First of all, this is the overnight train between Malmö, Stockholm and the Swedish ski resort of Åre.
In March 2021, Snälltåget will also start with an exciting new overnight service between Stockholm, Malmö, Copenhagen, Hamburg and Berlin – which is an exciting new addition to Europe’s train timetables as this is somewhat of a missing link.
The Snälltåget train service from Malmö/Lund to Stockholm pleasantly surprised me. Sure, the train is a tad old and some carriages might look a bit bare-bones, but don’t let cosmetics fool you.
The seats in the train are however perfectly comfortable and well adjusted to modern-day standards, as all seats have power sockets and there is WiFi internet.

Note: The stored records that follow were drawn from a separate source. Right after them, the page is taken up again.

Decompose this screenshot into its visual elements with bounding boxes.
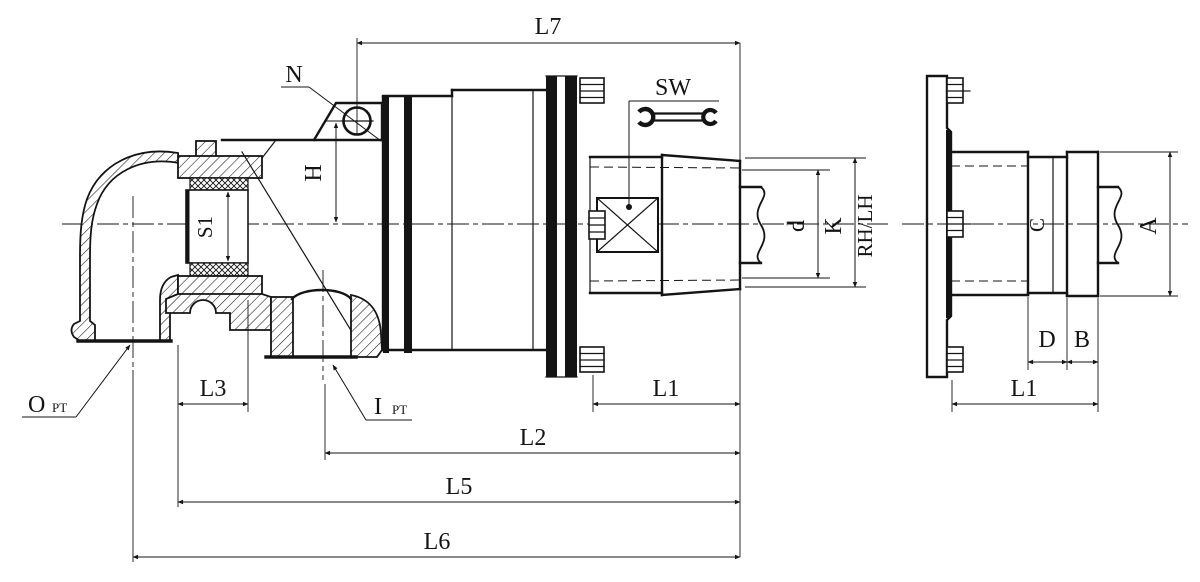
casting-bottom-wall (166, 294, 271, 330)
knurl-band-top (190, 178, 248, 190)
dim-label-a: A (1136, 217, 1162, 235)
dim-label-side-l1: L1 (1011, 376, 1038, 402)
rotor-nipple (589, 155, 740, 295)
flange-plate-a (546, 76, 557, 377)
eyelet-label: N (285, 62, 302, 88)
dim-label-k: K (821, 217, 847, 235)
wrench-icon (639, 109, 716, 125)
side-shaft-stub (1098, 187, 1121, 263)
flange-plate-b (565, 76, 577, 377)
side-bolt-middle (947, 211, 971, 237)
dim-label-l6: L6 (424, 529, 451, 555)
inlet-port-sub: PT (392, 402, 407, 417)
taper-bottom (662, 289, 740, 295)
taper-top (662, 155, 740, 161)
dim-label-l3: L3 (200, 376, 227, 402)
inlet-port-letter: I (374, 394, 382, 420)
thread-pitch-line-bottom (590, 280, 740, 281)
outlet-port-label: O PT (22, 345, 130, 418)
dim-label-side-d: D (1038, 327, 1055, 353)
flange-bolt-bottom (580, 347, 604, 372)
wrench-size-label: SW (655, 75, 691, 101)
side-bolt-bottom (947, 347, 963, 372)
housing-body (383, 90, 546, 353)
dim-label-d: d (784, 220, 810, 232)
dim-label-s1: S1 (193, 216, 217, 238)
rotary-joint-drawing: L7 N H S1 SW d K (0, 0, 1200, 582)
dim-label-l5: L5 (446, 474, 473, 500)
dim-label-c: C (1025, 218, 1049, 232)
dim-label-side-b: B (1074, 327, 1090, 353)
side-shaft-break-line (1115, 187, 1122, 263)
side-bolt-top (947, 78, 970, 103)
flange-bolt-top (580, 78, 604, 103)
outlet-port-sub: PT (52, 400, 67, 415)
port-right-wall (351, 295, 382, 357)
inlet-port-label: I PT (333, 365, 412, 420)
port-dome (292, 290, 351, 299)
leader-o-pt (76, 345, 130, 417)
main-view: L7 N H S1 SW d K (22, 14, 888, 562)
technical-drawing-page: L7 N H S1 SW d K (0, 0, 1200, 582)
leader-i-pt (333, 365, 366, 420)
dim-label-l7: L7 (535, 14, 562, 40)
elbow-pipe (72, 152, 180, 341)
thread-pitch-line-top (590, 167, 740, 168)
outlet-port-letter: O (28, 392, 45, 418)
dim-label-l1: L1 (653, 376, 680, 402)
thread-stub (589, 211, 605, 239)
inlet-port (266, 290, 382, 357)
side-flange-plate (927, 76, 971, 377)
shaft-break-line (758, 187, 765, 263)
port-left-wall (271, 297, 293, 357)
nut-top-tab (196, 141, 216, 157)
dim-label-h: H (301, 164, 327, 181)
knurl-band-bottom (190, 263, 248, 276)
gland-ring-section (404, 95, 412, 353)
rotation-direction-label: RH/LH (853, 195, 877, 258)
side-view: C A D B L1 (902, 76, 1188, 412)
seal-ring-section (383, 97, 389, 353)
leader-n (309, 87, 381, 141)
shaft-stub (740, 187, 764, 263)
dimensions-side: C A D B L1 (952, 152, 1178, 412)
dim-label-l2: L2 (520, 425, 547, 451)
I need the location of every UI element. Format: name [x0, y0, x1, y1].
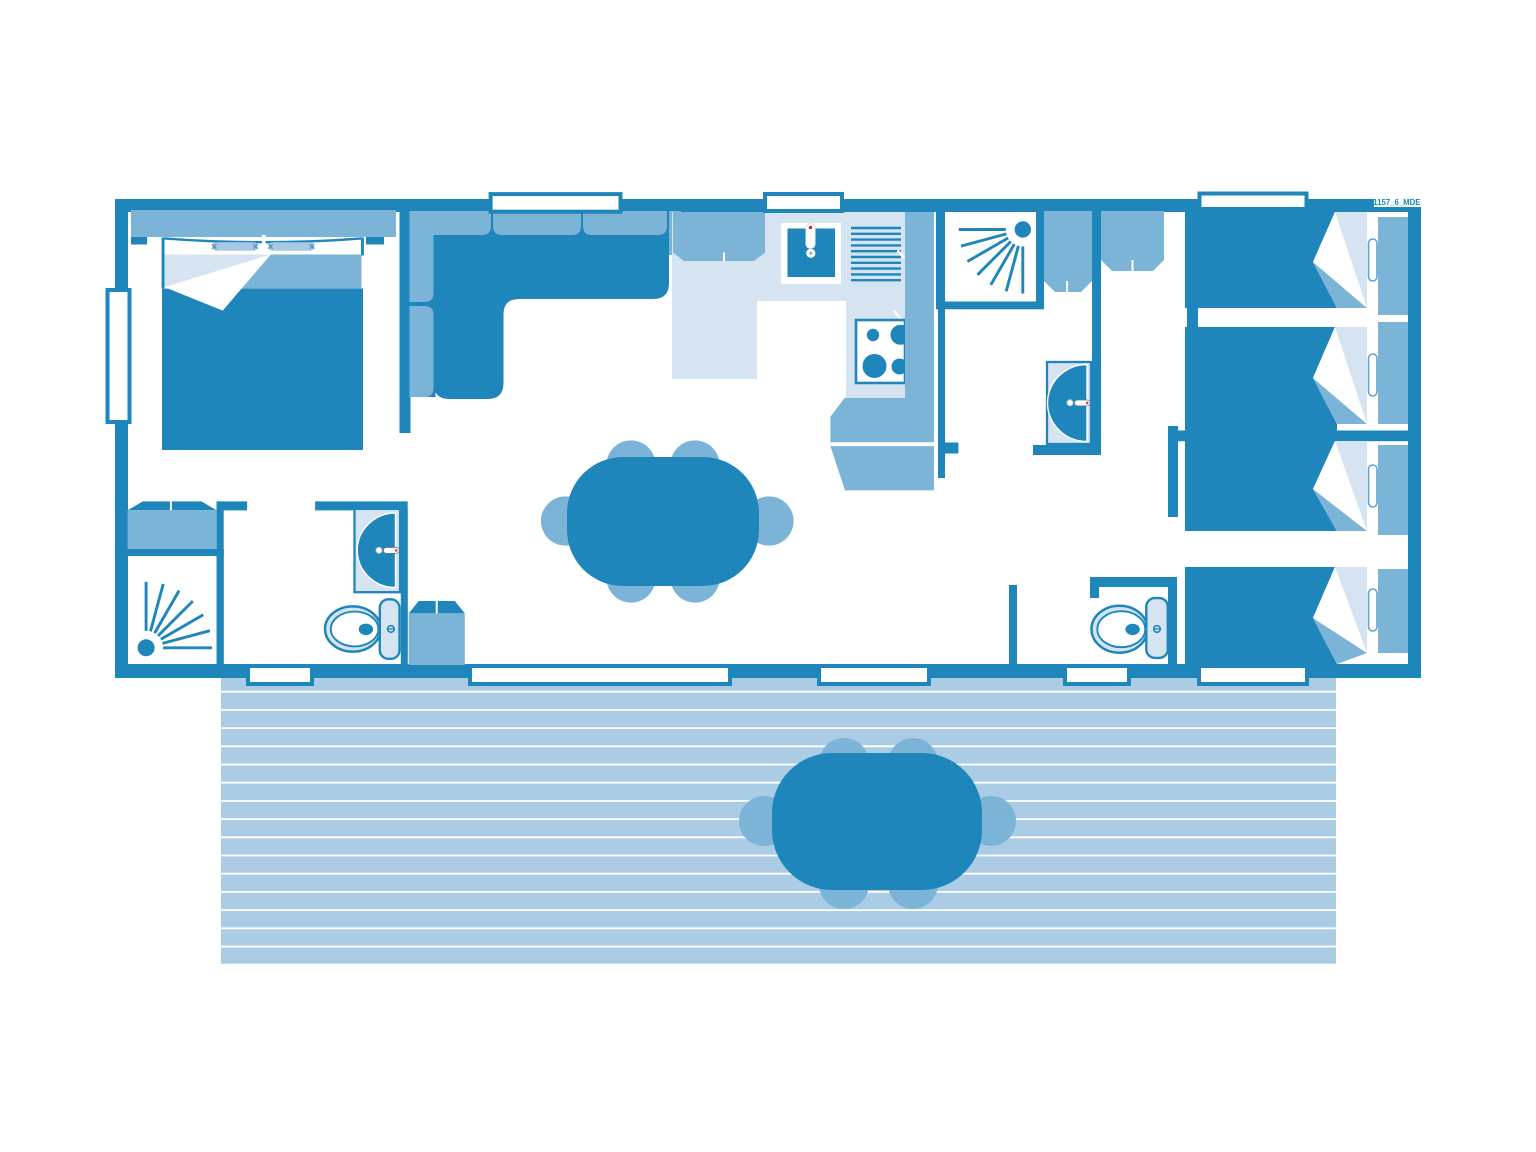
svg-text:1157_6_MDE: 1157_6_MDE — [1373, 198, 1420, 207]
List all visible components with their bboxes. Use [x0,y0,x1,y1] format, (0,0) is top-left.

The compartments even look pretty good!
Booking the Snälltåget train couldn’t be easier, and I certainly appreciate being able to select my exact place on a seat map, a feature which only a select few train operators across Europe have as well.
Best of all is in my opinion Snälltåget’s classy dining car ‘Krogen’, which is just an excellent spot to enjoy a meal or drink while watching the scenery go by.
Is Snälltåget better than SJ? I think both products are competitive and both have their own advantages and disadvantages.
Snälltåget is likely a bit cheaper, but their departures are less frequent and the journey takes a bit longer.
On the other hand, I certainly prefer Snälltåget’s dining car above the bistro wagon on board the SJ X2000 train on the Malmö-Stockholm line.
In the end, I’d probably opt for whatever operator offers the best deal and most suitable departure time when deciding which train to pick!